1. https://www.indiana.edu/
2. #advancedSearch
3. /ccl-prd/events/view?type=week&date=06012016&pubCalId=GRP1322
4. /ccl-prd/events/view?type=month&date=06012016&pubCalId=GRP1322
5. /ccl-prd/events/view?type=day&date=06222016&pubCalId=GRP1322
6. /ccl-prd/events/view?pubCalId=GRP1432&type=day&date=06012016
7. /ccl-prd/events/view?pubCalId=GRP1445&type=day&date=06012016
8. /ccl-prd/events/view?pubCalId=GRP1436&type=day&date=06012016
9. /ccl-prd/events/view?pubCalId=GRP1438&type=day&date=06012016
10. /ccl-prd/events/view?pubCalId=GRP1440&type=day&date=06012016
11. /ccl-prd/events/view?pubCalId=GRP1443&type=day&date=06012016
12. /ccl-prd/events/view?pubCalId=GRP1434&type=day&date=06012016
13. /ccl-prd/events/view?pubCalId=GRP1447&type=day&date=06012016
14. /ccl-prd/events/view?pubCalId=GRP1450&type=day&date=06012016
15. http://newsinfo.iu.edu/
16. http://www.indiana.edu/~iuvis/
17. /ccl-prd/events/view?type=day&date=06012016&iub=BL011&pubCalId=GRP1322
18. /ccl-prd/events/view?type=day&date=06012016&iub=BL153&pubCalId=GRP1322
19. /ccl-prd/events/view/13147231?viewParams=%26type%3dday%26date%3d06012016&theDate=06222016&referrer=listView&pubCalId=GRP1322
20. /ccl-prd/events/view/13163329?viewParams=%26type%3dday%26date%3d06012016&referrer=listView&pubCalId=GRP1322
21. /ccl-prd/events/view/13163465?viewParams=%26type%3dday%26date%3d06012016&theDate=06222016&referrer=listView&pubCalId=GRP1322
22. /ccl-prd/events/view/13110443?viewParams=%26type%3dday%26date%3d06012016&theDate=06222016&referrer=listView&pubCalId=GRP1322
23. /ccl-prd/events/view/11744967?viewParams=%26type%3dday%26date%3d06012016&theDate=06222016&referrer=listView&pubCalId=GRP1322
24. http://www.iu.edu/copyright/index.shtml
25. http://www.iu.edu/
TLDR:当我使用Python请求和BeautifulSoup时,我并没有从页面上的lis获取所有链接。
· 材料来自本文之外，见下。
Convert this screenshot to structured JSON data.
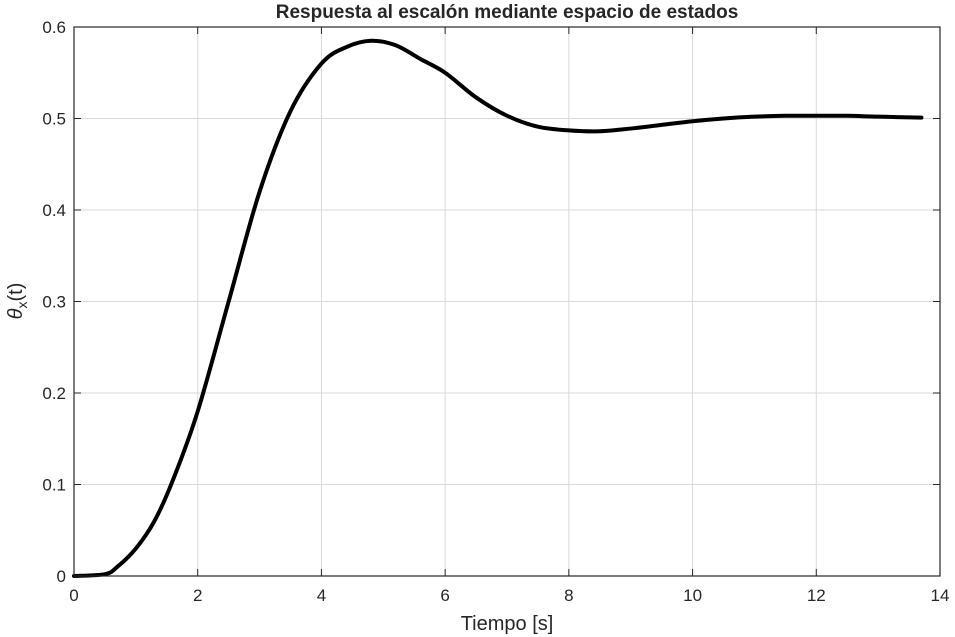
{
  "chart_data": {
    "type": "line",
    "title": "Respuesta al escalón mediante espacio de estados",
    "xlabel": "Tiempo [s]",
    "ylabel": {
      "symbol": "θ",
      "subscript": "x",
      "suffix": "(t)"
    },
    "xlim": [
      0,
      14
    ],
    "ylim": [
      0,
      0.6
    ],
    "xticks": [
      0,
      2,
      4,
      6,
      8,
      10,
      12,
      14
    ],
    "xtick_labels": [
      "0",
      "2",
      "4",
      "6",
      "8",
      "10",
      "12",
      "14"
    ],
    "yticks": [
      0,
      0.1,
      0.2,
      0.3,
      0.4,
      0.5,
      0.6
    ],
    "ytick_labels": [
      "0",
      "0.1",
      "0.2",
      "0.3",
      "0.4",
      "0.5",
      "0.6"
    ],
    "grid": true,
    "series": [
      {
        "name": "theta_x",
        "color": "#000000",
        "x": [
          0,
          0.5,
          0.7,
          1.0,
          1.3,
          1.6,
          2.0,
          2.5,
          3.0,
          3.5,
          4.0,
          4.4,
          4.8,
          5.2,
          5.6,
          6.0,
          6.5,
          7.0,
          7.5,
          8.0,
          8.5,
          9.0,
          9.5,
          10.0,
          10.5,
          11.0,
          11.5,
          12.0,
          12.5,
          13.0,
          13.7
        ],
        "y": [
          0,
          0.002,
          0.01,
          0.03,
          0.06,
          0.105,
          0.18,
          0.3,
          0.42,
          0.508,
          0.56,
          0.578,
          0.585,
          0.58,
          0.565,
          0.55,
          0.523,
          0.503,
          0.491,
          0.487,
          0.486,
          0.489,
          0.493,
          0.497,
          0.5,
          0.502,
          0.503,
          0.503,
          0.503,
          0.502,
          0.501
        ]
      }
    ]
  }
}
为什么我得不到链接?有没有更好的方法解决这个问题


编辑以给出答案:我需要的链接都是用Javascript创建的,由于请求和Beautiful soup没有运行Javascript,我转而使用PhantomJS迁移到Selenium。然而,下面的答案显示了如何通过在Python请求中使用参数来获取Javascript创建的信息,这是一种完美的方法

我查看了页面的源代码,在纯HTML中,有25个

Beauty Soup是一个Python库,用于从HTML和XML文件中提取数据。它与您喜爱的解析器一起工作,提供导航、搜索和修改解析树的惯用方法

您需要利用JavaScript引擎来实际生成这些元素,或者找出此页面从何处提取其事件列表,然后转到那里获取数据

您可以尝试使用一个真正的浏览器,它甚至可以让您在DOM中搜索类似于BeautifulSoup的内容,这样您就不需要再使用BeautifulSoup了。但是,如果您执意使用BeautifulSoup,您可以使用Selenium来控制浏览器,使其使用JavaScript生成元素(因为浏览器是自动生成元素的),然后让Selenium通过调用类似这样的东西来提供源代码(
driver.page\u source
只会获取
请求
提供给您的内容):

html=driver.execute_脚本(“return document.getElementsByTagName('html')[0].innerHTML”)
也有无头浏览器(“headless”意思是它没有GUI,所以你永远看不到它,也不需要显示器),如果你愿意,你可以使用它,或者你的脚本需要在没有显示器的东西上运行(我知道如果你没有显示器连接,Firefox根本不会启动)我想如果你真的想的话,有一种方法可以在这些浏览器中使用BeautifulSoup

如果您决定选择查看此页面从何处提取事件数据的路径,那么您可能不需要使用
请求
,因为如果JavaScript只是获取一些JSON文件,
请求
有一个
响应.JSON()
函数,该函数将整个内容转换为python
dict
,您只需搜索即可

如果您使用的是HTML解析器(例如,BeautifulSoup、Selenium),那么您应该在页面上找到包含所有这些
元素的元素,然后调用
.find_all(“a”,href=True)
(用于BeautifulSoup),从而缩小搜索这些链接的范围或者
。在元素对象上通过_css_选择器(“a[href]”
(对于Selenium)查找_元素(是的,您可以这样做,这太棒了!)


我不确定你的作业的确切标准,因此我不知道这些选项是否与它们冲突。但我希望我至少为你指出了正确的方向。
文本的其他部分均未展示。